Plans for biosafe lab delayed 2 years
| University of Hawaii imports deadly viruses |
By Sean Hao
Advertiser Staff Writer
Plans for a new University of Hawai'i regional biosafety laboratory in Kaka'ako are at least two years behind schedule because of concerns about operational and construction costs.
The laboratory was supposed to break ground this year and open by 2010, under terms of a $25 million National Institutes of Health grant made in 2005. However, the project, which also received $12.5 million in matching state funds, now is expected to open sometime in 2012 at the earliest.
The lab, which is part of a UH push to specialize in infectious disease detection and drug discovery, was originally proposed for Waimano Ridge above Pearl City. However, UH asked for and received permission from the NIH to relocate to the Kaka'ako medical school campus because of the need for extensive infrastructure improvements at the Waimano site.
That added about a one-year delay, said Duane Gubler, director of Asia-Pacific Institute of Tropical Medicine and Infectious Diseases at the UH medical school. The project also stalled because of concerns that the facility's operating costs would drain UH resources. That concern now is resolved, however, the delays have resulted in increased construction costs.
UH now needs $11 million more to build the new biosafety level 3, or BSL 3, lab. The university is seeking an added $9 million from NIH and $2 million from the state to cover those costs, Gubler said. UH also has asked NIH for an extension to the original 2010 deadline to open the new lab. UH hopes to get NIH approval within the next month.
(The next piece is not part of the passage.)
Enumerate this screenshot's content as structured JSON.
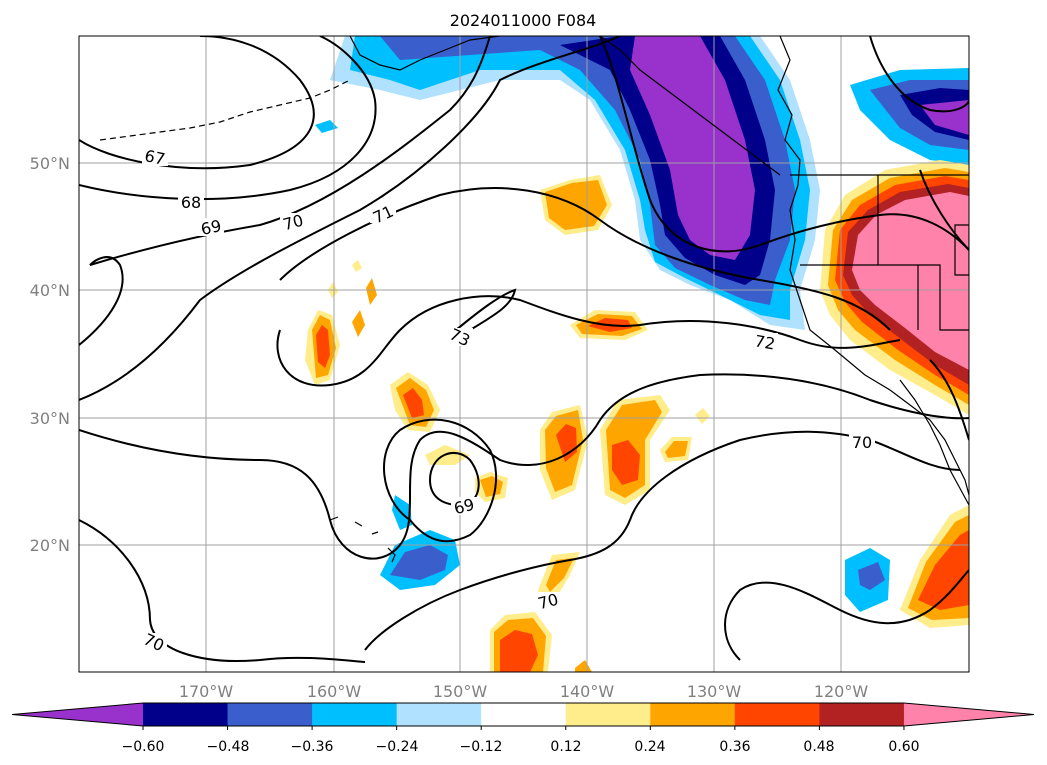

"It's been a frustrating experience," he said. "Right now, it looks good that it's going to happen.
"NIH is still talking to us so that tells us they think that the (2010) deadline can be extended."
If the NIH approves, groundbreaking could occur in 2010. The new lab would work in conjunction with a separate BSL 3 lab already located in Kaka'ako. Unlike the existing BSL 3 lab, the new laboratory will be built above-ground and use generators also located above ground. Such laboratories are used to work with microbes that can cause serious or lethal disease as a result of inhalation.
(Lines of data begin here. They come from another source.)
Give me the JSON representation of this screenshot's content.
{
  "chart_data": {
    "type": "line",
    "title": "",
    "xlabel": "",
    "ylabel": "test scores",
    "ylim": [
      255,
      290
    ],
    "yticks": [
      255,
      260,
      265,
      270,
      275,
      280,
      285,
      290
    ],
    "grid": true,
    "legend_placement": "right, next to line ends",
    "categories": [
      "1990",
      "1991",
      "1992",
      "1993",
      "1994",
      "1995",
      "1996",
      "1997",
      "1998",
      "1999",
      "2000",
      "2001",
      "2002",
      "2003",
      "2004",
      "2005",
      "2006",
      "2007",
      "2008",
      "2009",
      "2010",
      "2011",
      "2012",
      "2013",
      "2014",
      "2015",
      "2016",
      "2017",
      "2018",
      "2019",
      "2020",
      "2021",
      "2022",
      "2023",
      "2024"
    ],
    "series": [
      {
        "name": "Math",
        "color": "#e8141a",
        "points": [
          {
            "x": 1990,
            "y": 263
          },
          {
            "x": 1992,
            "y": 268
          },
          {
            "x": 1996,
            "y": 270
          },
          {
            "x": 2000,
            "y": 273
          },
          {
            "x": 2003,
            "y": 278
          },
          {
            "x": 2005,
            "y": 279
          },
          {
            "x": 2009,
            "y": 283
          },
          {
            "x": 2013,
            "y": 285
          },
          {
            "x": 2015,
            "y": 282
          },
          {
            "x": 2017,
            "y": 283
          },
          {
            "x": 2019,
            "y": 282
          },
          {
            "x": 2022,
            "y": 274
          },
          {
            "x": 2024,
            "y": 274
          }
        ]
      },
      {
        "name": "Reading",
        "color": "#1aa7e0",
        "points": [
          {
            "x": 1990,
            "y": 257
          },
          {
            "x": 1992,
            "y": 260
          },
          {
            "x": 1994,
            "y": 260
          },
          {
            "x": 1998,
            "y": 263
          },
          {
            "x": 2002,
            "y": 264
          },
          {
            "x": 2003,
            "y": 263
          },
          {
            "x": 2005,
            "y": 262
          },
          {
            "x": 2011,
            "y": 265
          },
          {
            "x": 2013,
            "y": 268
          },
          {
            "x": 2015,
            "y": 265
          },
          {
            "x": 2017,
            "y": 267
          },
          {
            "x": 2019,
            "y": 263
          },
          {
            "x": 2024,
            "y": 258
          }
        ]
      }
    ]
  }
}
UH said the labs will enable researchers to develop new diagnostic tests, drugs and vaccines for infectious Asia-Pacific diseases such as avian influenza, SARS, tuberculosis and West Nile encephalitis. The new lab also will put UH in a better position to compete for NIH grants, which will cover the facility's ongoing operating costs, Gubler said.
"Once you have one of these laboratories then you belong to a rather unique group of scientists that work very closely with NIH," he said. "NIH isn't putting hundreds of millions of dollars into these networks just to let them go fallow. They want them working so they'll be useful in the case of a national emergency."